In der gesetzlichen Krankenversicherung ist der Elternzeitberechtigte beitragsfrei mitversichert (§ 192 Abs. 1 Nr. 2 SGB V).

Private Krankenversicherungen oder freiwillige gesetzliche Krankenversicherungen muss der Arbeitnehmer selbst bezahlen, ein Anspruch auf Fortzahlung des Beitragszuschusses nach § 257 SGB V während der Elternzeit besteht nicht.

Üben diese Arbeitnehmer eine elterngeldunschädliche Teilzeitbeschäftigung aus, können sie sich auf Antrag gem. § 8 Abs. 1 Nr. 2 SGB V von der Versicherungspflicht befreien lassen und ihren bisherigen Krankenversicherungsschutz beibehalten. Für die Zeit der Befreiung von der Krankenversicherungspflicht während der Teilzeitbeschäftigung besteht bei Erfüllung der Voraussetzungen ein Anspruch auf Zuschuss zum Krankenversicherungsbeitrag nach § 257 SGB V.

Wird die Freistellung nicht beantragt, beginnt mit der Aufnahme der Tätigkeit die Pflichtmitgliedschaft (§ 191 Nr. 2 SGB V). Privat Versicherte können mit Eintritt der Versicherungspflicht kündigen (§ 205 Abs. 2 VVG).

Das Krankengeld wird während der Zeit einer elterngeldunschädlichen Teilzeitbeschäftigung aus dem damit erzielten Arbeitsentgelt berechnet.

In der Rentenversicherung gelten die Zeiten der Elternzeit (maximal 3 Jahre) in der Höhe des Pflichtbeitrags als gezahlt (§ 56 Abs. 1 Satz 1 SGB VI).
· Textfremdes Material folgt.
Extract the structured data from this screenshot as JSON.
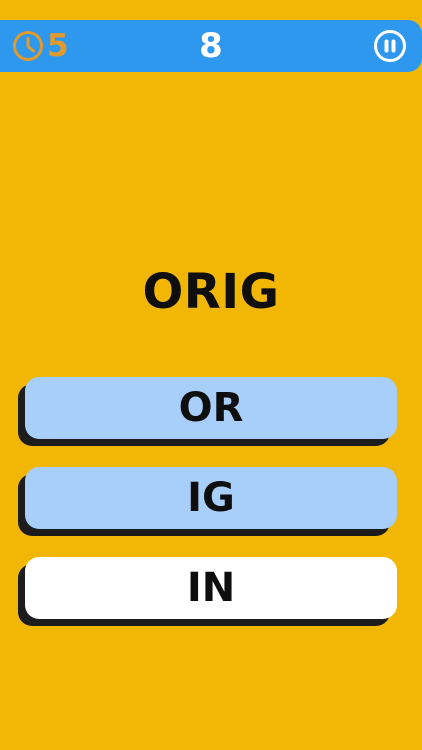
{
  "header": {
    "timer_value": "5",
    "timer_color": "#E29A2C",
    "score": "8",
    "bar_color": "#2E97EE",
    "timer_icon": "clock-icon",
    "pause_icon": "pause-icon"
  },
  "game": {
    "prompt_word": "ORIG",
    "background_color": "#F2B705",
    "options": [
      {
        "label": "OR",
        "color": "#A8CFFA"
      },
      {
        "label": "IG",
        "color": "#A8CFFA"
      },
      {
        "label": "IN",
        "color": "#FFFFFF"
      }
    ]
  }
}
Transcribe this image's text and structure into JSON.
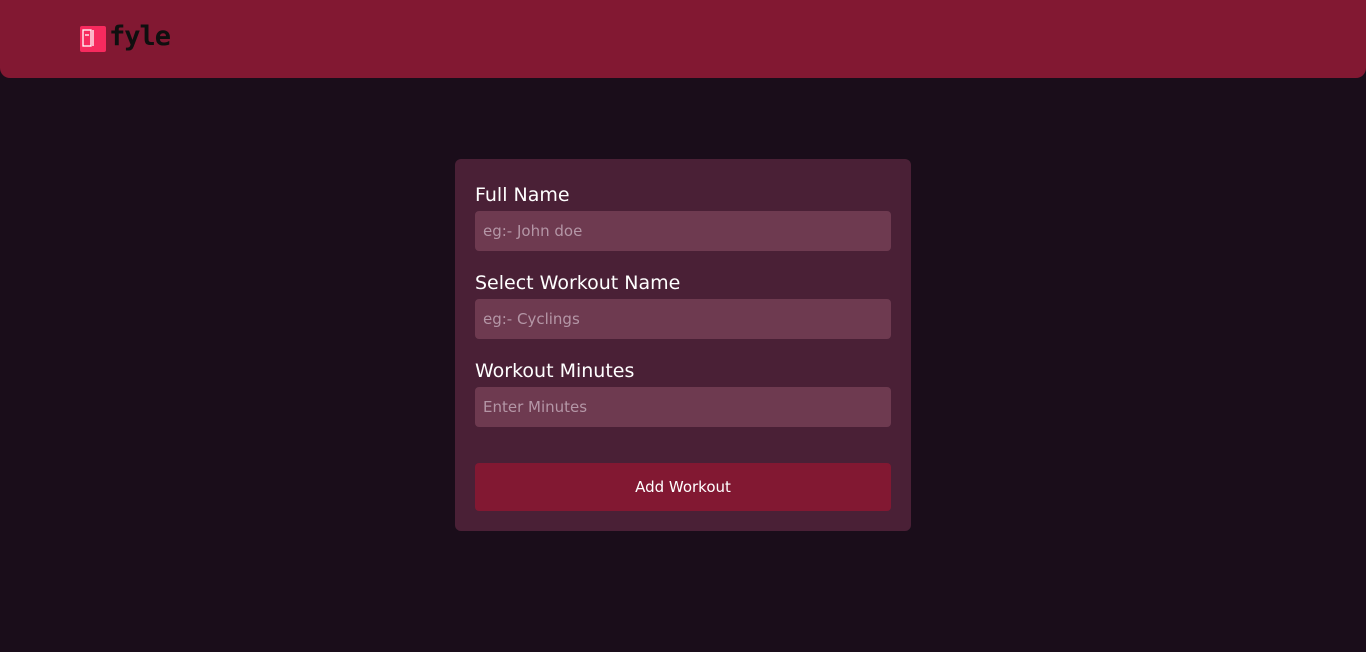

In der Arbeitslosenversicherung sind Personen in der Zeit, in der sie ein Kind erziehen, das das 3. Lebensjahr noch nicht vollendet hat, versichert, wenn sie unmittelbar vor der Kindererziehung versicherungspflichtig waren, eine laufende Entgeltersatzleistung nach dem SGB III bezogen oder eine als Arbeitsbeschaffungsmaßnahme geförderte Beschäftigung ausgeübt haben, die ein Versicherungspflichtverhältnis oder den Bezug einer laufenden Entgeltersatzleistung nach dem SGB III unterbrochen hat. Ferner müssen sie sich mit dem Kind gewöhnlich im Inland aufhalten oder bei einem Aufenthalt im Ausland Anspruch auf Kindergeld nach dem Einkommensteuergesetz oder Bundeskindergeldgesetz haben, wobei ein Anspruchsausschluss, der allein auf der Anwendung der §§ 64 oder 65 EStG oder der §§ 3 oder 4 des Bundeskindergeldgesetzes gründet, unschädlich ist, § 26 Abs. 2a Satz 1 SGB III. Haben mehrere Personen ein Kind gemeinsam erzogen, besteht Versicherungspflicht allerdings nur für die Person, "der nach den Regelungen des Rechts der gesetzlichen Rentenversicherung die Erziehungszeit zuzuordnen ist", § 26 Abs. 2a Satz 3 SGB III.